The small trickle of water left in the Balonne River at St George is swiftly drying up as the drought continues across the west.
The small trickle of water left in the Balonne River at St George is swiftly drying up as the drought continues across the west. Contributed

Forum farmers’ chance to question minister

WHILE Tropical Cyclone Dylan dumped good rain in the north, farmers west were praying the winds would ease and the rain settle in.

Many took to social media to report small rainfalls overnight Thursday, mainly in the north-west regions of Queensland.

It is the first time there have been suggestions and reports of rain for many for months.

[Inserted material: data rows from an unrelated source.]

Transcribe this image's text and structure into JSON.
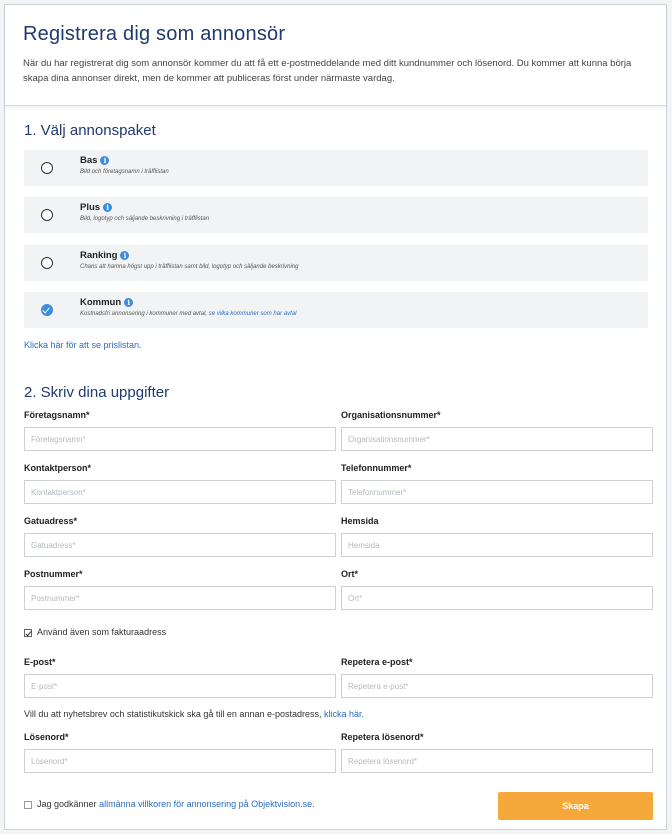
{
  "header": {
    "title": "Registrera dig som annonsör",
    "intro": "När du har registrerat dig som annonsör kommer du att få ett e-postmeddelande med ditt kundnummer och lösenord. Du kommer att kunna börja skapa dina annonser direkt, men de kommer att publiceras först under närmaste vardag."
  },
  "packages": {
    "title": "1. Välj annonspaket",
    "items": [
      {
        "name": "Bas",
        "description": "Bild och företagsnamn i träfflistan",
        "selected": false
      },
      {
        "name": "Plus",
        "description": "Bild, logotyp och säljande beskrivning i träfflistan",
        "selected": false
      },
      {
        "name": "Ranking",
        "description": "Chans att hamna högst upp i träfflistan samt bild, logotyp och säljande beskrivning",
        "selected": false
      },
      {
        "name": "Kommun",
        "description": "Kostnadsfri annonsering i kommuner med avtal,",
        "link_text": "se vilka kommuner som har avtal",
        "selected": true
      }
    ],
    "price_link": "Klicka här för att se prislistan."
  },
  "details": {
    "title": "2. Skriv dina uppgifter",
    "fields": {
      "company": {
        "label": "Företagsnamn*",
        "placeholder": "Företagsnamn*",
        "value": ""
      },
      "orgnr": {
        "label": "Organisationsnummer*",
        "placeholder": "Organisationsnummer*",
        "value": ""
      },
      "contact": {
        "label": "Kontaktperson*",
        "placeholder": "Kontaktperson*",
        "value": ""
      },
      "phone": {
        "label": "Telefonnummer*",
        "placeholder": "Telefonnummer*",
        "value": ""
      },
      "street": {
        "label": "Gatuadress*",
        "placeholder": "Gatuadress*",
        "value": ""
      },
      "website": {
        "label": "Hemsida",
        "placeholder": "Hemsida",
        "value": ""
      },
      "zip": {
        "label": "Postnummer*",
        "placeholder": "Postnummer*",
        "value": ""
      },
      "city": {
        "label": "Ort*",
        "placeholder": "Ort*",
        "value": ""
      },
      "email": {
        "label": "E-post*",
        "placeholder": "E-post*",
        "value": ""
      },
      "email_repeat": {
        "label": "Repetera e-post*",
        "placeholder": "Repetera e-post*",
        "value": ""
      },
      "password": {
        "label": "Lösenord*",
        "placeholder": "Lösenord*",
        "value": ""
      },
      "password_repeat": {
        "label": "Repetera lösenord*",
        "placeholder": "Repetera lösenord*",
        "value": ""
      }
    },
    "invoice_checkbox": {
      "label": "Använd även som fakturaadress",
      "checked": true
    },
    "newsletter_text": "Vill du att nyhetsbrev och statistikutskick ska gå till en annan e-postadress,",
    "newsletter_link": "klicka här.",
    "terms": {
      "prefix": "Jag godkänner",
      "link": "allmänna villkoren för annonsering på Objektvision.se.",
      "checked": false
    },
    "submit_label": "Skapa"
  },
  "colors": {
    "heading": "#1e3a6e",
    "link": "#2a6cc2",
    "accent": "#3d8ce0",
    "submit": "#f6a83a"
  }
}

And although grape farmers may have been seeing a small benefit from the dry conditions, graziers are still doing it tough.

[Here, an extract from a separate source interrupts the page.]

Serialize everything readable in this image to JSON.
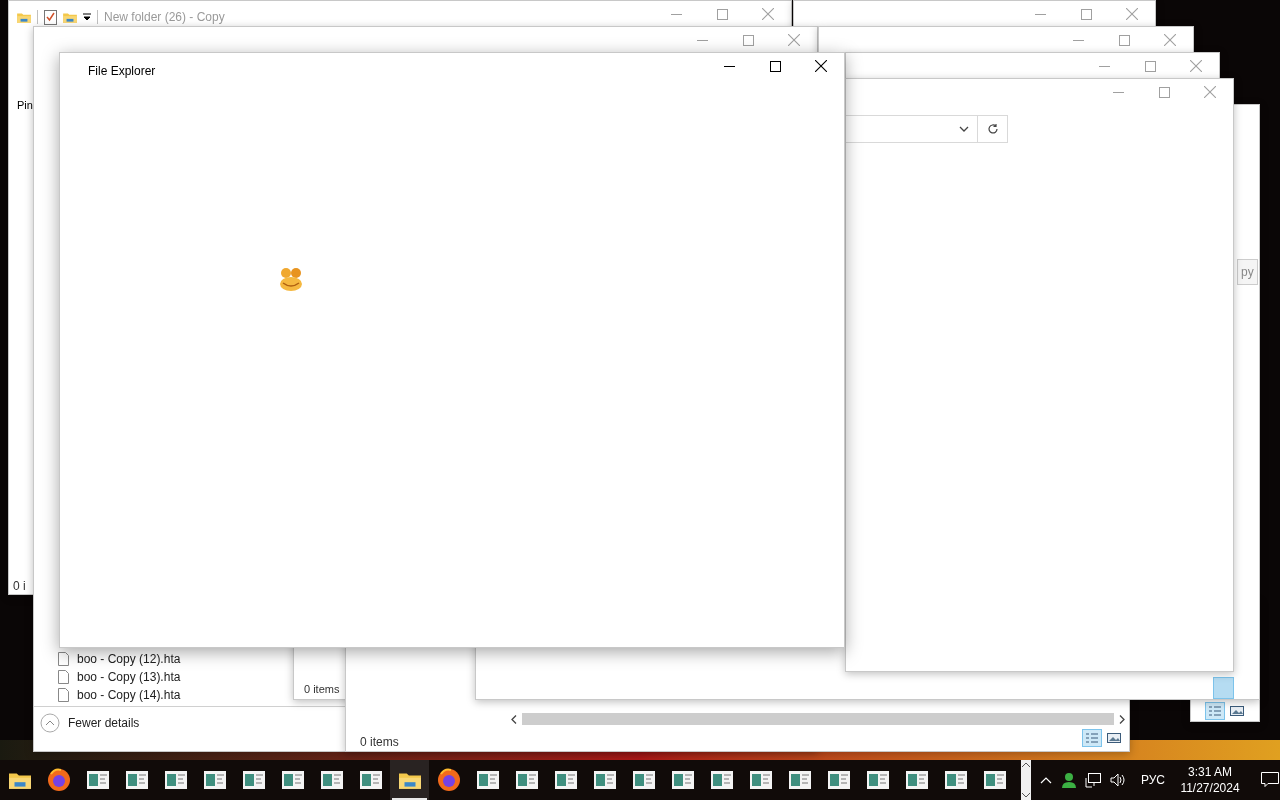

AgForce Queensland vice president Ian Burnett said any rain that spread to the west from the cyclone would be welcome.

"Any rain will be beneficial, whether it's a drought breaker will depend on how much and what follow-up rain will occur," he said.

"For grazing and grain, certainly (the rain) will be at the right time for them.

"They've been hanging out for some rain in a lot of areas for up to two years."

St George will today play host to Federal Agriculture Minister Barnaby Joyce as he presents the government's response to the regional crisis.

The state's Department of Agriculture, Fisheries and Forestry representatives, as well as rural counselling and Centrelink agents will also be at the meeting, from 10am at the town's Civic Centre.

The Cranky Cockies, a group of concerned rural producers, will put questions to Mr Joyce and other governmental representatives during the public forum following the meeting.

"The minister is aware of the unfolding tsunami in rural Australia and is coming to support us," a spokesman said.

"We have this opportunity to share our problems with the minister."

Almost 70percent of the state remains in drought.